Он лег на спину, подтянул колени к груди и не очень ловко перевернулся лицом вниз, приняв что-то вроде йогической «позы ребенка», которую Дмитрий помнил из физкультуры. Лицо холопа упиралось прямо в землю, а кисти были подвернуты под голени. Поза выглядела крайне неудобной, и Дмитрий подумал, что скоро холоп ее сменит.
Но холоп больше не шевелился. А через два часа прилетел грузовой дрон «Ивана-да-Марьи» с заменой. Он даже не стал садиться – завис ненадолго над двором.
Дрон был похож на большую беременную муху. Под шестью закрытыми сеткой пропеллерами висела транспортная люлька с поясным портретом графа Толстого – писателя, гремевшего когда-то в России почти как Шарабан-Мухлюев. Из люльки вывалился на землю сменный холоп в такой же транспортировочной позе. Белая сермяга, русые кудри, свежайшая марля намордника с логотипом «3М» – «зëма, молчи!», как расшифровывали в народе.
Новый хелпер встал, поклонился Дмитрию, поднял дохлого собрата с земли и ловким движением впихнул в люльку. Туда же полетел и лапоть. Дрон улетел, а новый хелпер пошел к прожигалу.
Дмитрий знал, что старообрядческое крыло сердоболов считает холопов почти людьми – или, вернее, полагает людей почти холопами. Но серьезного движения за права хелперов не было даже в зонах «Америка» и «Европа»: производитель следил, чтобы у всех моделей была молочно-белая кожа.
Холопам и правда было лучше чем людям, даже когда работа ставила их в невыносимые для человека условия. Скорее уж следовало сострадать низкодопаминовому человеческому сумраку. Дмитрий убеждался в этом всякий раз, когда видел их улыбки. Хорошо, очень хорошо, что существовала команда «намордник!».
Холопы делали все сами – компьютер фермы вносил поправки в управляющий ими код в зависимости от погоды, спроса, урожая и надоев. Можно было лежать на печи и бессмысленно ждать смерти, как столько поколений русских помещиков…
Дмитрий думал так безо всякого внутреннего ерничанья – а как еще прикажете ждать смерти? Осмысленно, что ли? Он, как любой доктор, хорошо знал, что никакого смысла ни в жизни, ни в смерти нет. Но холопы даже в масках выглядели так, будто смысл этот существовал и был им известен.

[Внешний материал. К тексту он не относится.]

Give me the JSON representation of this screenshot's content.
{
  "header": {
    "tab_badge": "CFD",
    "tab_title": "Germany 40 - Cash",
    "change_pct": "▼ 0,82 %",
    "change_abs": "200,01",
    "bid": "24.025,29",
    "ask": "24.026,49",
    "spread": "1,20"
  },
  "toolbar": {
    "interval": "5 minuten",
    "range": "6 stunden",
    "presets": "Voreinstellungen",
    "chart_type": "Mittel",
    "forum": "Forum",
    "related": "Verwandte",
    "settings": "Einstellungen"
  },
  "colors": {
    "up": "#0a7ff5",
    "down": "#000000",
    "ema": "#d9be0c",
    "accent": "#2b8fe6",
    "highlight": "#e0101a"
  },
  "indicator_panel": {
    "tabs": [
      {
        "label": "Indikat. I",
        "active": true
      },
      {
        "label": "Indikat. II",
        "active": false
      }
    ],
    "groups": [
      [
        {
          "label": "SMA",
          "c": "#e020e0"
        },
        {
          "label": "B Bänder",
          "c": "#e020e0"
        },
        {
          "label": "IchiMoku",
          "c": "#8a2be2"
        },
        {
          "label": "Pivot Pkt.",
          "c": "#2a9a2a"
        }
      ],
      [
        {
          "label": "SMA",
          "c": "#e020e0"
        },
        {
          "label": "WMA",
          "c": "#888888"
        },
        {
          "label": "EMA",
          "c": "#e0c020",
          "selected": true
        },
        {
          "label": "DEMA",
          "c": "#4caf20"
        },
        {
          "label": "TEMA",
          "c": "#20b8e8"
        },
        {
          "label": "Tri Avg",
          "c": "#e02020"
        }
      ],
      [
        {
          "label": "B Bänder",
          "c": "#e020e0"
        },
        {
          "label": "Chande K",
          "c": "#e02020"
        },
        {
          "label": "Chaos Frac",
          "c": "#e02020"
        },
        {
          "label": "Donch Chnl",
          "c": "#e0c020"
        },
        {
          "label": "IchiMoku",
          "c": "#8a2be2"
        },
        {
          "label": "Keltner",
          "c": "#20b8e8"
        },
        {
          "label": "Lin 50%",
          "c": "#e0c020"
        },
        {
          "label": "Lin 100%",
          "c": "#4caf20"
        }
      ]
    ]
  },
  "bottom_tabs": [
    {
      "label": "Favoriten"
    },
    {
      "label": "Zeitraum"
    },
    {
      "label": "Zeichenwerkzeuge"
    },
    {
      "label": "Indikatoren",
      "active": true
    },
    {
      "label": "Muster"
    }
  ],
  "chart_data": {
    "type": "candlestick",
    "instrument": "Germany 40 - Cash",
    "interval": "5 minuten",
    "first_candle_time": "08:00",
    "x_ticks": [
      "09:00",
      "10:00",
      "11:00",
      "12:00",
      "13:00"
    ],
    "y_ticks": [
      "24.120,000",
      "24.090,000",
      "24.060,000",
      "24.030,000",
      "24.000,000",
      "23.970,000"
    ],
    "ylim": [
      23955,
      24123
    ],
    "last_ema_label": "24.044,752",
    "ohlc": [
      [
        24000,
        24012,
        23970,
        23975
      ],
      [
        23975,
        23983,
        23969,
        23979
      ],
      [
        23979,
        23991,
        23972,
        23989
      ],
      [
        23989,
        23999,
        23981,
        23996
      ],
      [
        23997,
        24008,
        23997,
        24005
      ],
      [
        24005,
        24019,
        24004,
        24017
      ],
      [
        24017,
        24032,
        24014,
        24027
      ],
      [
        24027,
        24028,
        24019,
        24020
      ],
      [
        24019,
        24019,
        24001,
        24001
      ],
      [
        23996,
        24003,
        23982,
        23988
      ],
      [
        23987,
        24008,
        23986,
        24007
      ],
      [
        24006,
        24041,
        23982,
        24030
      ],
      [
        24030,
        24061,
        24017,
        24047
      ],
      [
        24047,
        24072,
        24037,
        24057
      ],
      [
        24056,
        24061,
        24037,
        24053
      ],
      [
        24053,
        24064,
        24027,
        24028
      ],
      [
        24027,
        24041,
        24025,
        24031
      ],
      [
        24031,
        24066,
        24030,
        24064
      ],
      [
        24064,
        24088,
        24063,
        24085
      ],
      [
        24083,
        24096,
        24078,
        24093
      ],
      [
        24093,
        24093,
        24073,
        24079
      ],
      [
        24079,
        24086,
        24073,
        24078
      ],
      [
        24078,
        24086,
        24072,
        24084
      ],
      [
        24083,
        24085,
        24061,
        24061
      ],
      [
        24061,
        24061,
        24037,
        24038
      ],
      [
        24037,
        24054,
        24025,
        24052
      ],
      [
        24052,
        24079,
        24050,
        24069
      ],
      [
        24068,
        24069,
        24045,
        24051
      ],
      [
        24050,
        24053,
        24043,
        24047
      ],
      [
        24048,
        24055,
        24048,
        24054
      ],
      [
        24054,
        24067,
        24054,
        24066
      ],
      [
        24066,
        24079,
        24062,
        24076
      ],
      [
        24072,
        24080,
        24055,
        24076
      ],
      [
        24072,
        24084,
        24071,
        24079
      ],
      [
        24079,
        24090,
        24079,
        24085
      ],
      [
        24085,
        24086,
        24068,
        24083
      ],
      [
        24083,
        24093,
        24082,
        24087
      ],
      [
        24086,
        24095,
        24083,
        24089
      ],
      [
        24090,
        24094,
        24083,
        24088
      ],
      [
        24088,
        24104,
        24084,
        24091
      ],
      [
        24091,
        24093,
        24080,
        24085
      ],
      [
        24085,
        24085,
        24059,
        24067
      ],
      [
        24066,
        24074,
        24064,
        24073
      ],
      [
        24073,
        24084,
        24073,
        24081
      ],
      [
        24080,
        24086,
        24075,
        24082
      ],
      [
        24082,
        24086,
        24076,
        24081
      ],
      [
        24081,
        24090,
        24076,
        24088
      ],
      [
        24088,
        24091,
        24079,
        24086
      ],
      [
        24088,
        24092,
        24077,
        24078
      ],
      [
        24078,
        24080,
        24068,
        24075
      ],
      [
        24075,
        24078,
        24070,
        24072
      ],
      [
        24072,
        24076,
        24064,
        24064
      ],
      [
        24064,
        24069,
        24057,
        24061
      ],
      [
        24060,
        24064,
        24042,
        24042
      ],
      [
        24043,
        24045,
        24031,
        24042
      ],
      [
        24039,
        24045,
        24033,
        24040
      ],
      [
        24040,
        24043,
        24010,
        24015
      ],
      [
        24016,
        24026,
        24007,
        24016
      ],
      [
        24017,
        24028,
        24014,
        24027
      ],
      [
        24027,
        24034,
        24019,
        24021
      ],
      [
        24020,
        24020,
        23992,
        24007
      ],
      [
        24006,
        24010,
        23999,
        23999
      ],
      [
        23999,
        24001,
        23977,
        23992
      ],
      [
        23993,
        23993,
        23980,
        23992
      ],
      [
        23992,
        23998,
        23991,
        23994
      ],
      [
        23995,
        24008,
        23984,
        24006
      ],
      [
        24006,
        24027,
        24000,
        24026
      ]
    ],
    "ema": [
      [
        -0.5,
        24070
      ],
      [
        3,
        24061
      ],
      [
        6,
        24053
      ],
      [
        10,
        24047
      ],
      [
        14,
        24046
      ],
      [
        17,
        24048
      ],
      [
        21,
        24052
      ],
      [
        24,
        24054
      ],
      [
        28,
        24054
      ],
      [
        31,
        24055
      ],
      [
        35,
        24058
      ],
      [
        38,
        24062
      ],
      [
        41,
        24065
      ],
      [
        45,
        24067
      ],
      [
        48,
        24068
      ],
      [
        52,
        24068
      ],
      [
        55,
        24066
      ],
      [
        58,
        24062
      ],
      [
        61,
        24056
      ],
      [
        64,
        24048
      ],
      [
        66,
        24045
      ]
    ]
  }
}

Смерть холопа с лаптем сильно подействовала на Дмитрия. Так просто и лучезарно помереть мог, наверное, только полный идиот – или святой… После того, как дрон «Ивана-да-Марьи» поменял мертвого холопа на нового, Дмитрий все чаще стал вспоминать нарисованного на грузовой гондоле Толстого. О чем хоть тот писал?
Лично ковыряться в фитах и ятях, оставленных графом на бумаге, не хотелось – нужен был короткий и понятный смысловой дайджест. Найти его было непросто. В сети висело много подборок типа «двадцать крутых цитат из Левы Толстого», но они сильно отличались друг от друга идеологическим вектором – графа можно было принять то за изощренного эротомана, то за боевика из ранних сердоболов. В любом случае, из этих фразочек не было понятно, почему Толстого назначили символическим фронтменом «Ивана-да-Марьи».
Но оказалось, что у «Ивана-да-Марьи» есть на эту тему специальный буклет – в программе, управлявшей холопами хозяйства, был на него линк. За двадцать минут у экрана Дмитрий все выяснил.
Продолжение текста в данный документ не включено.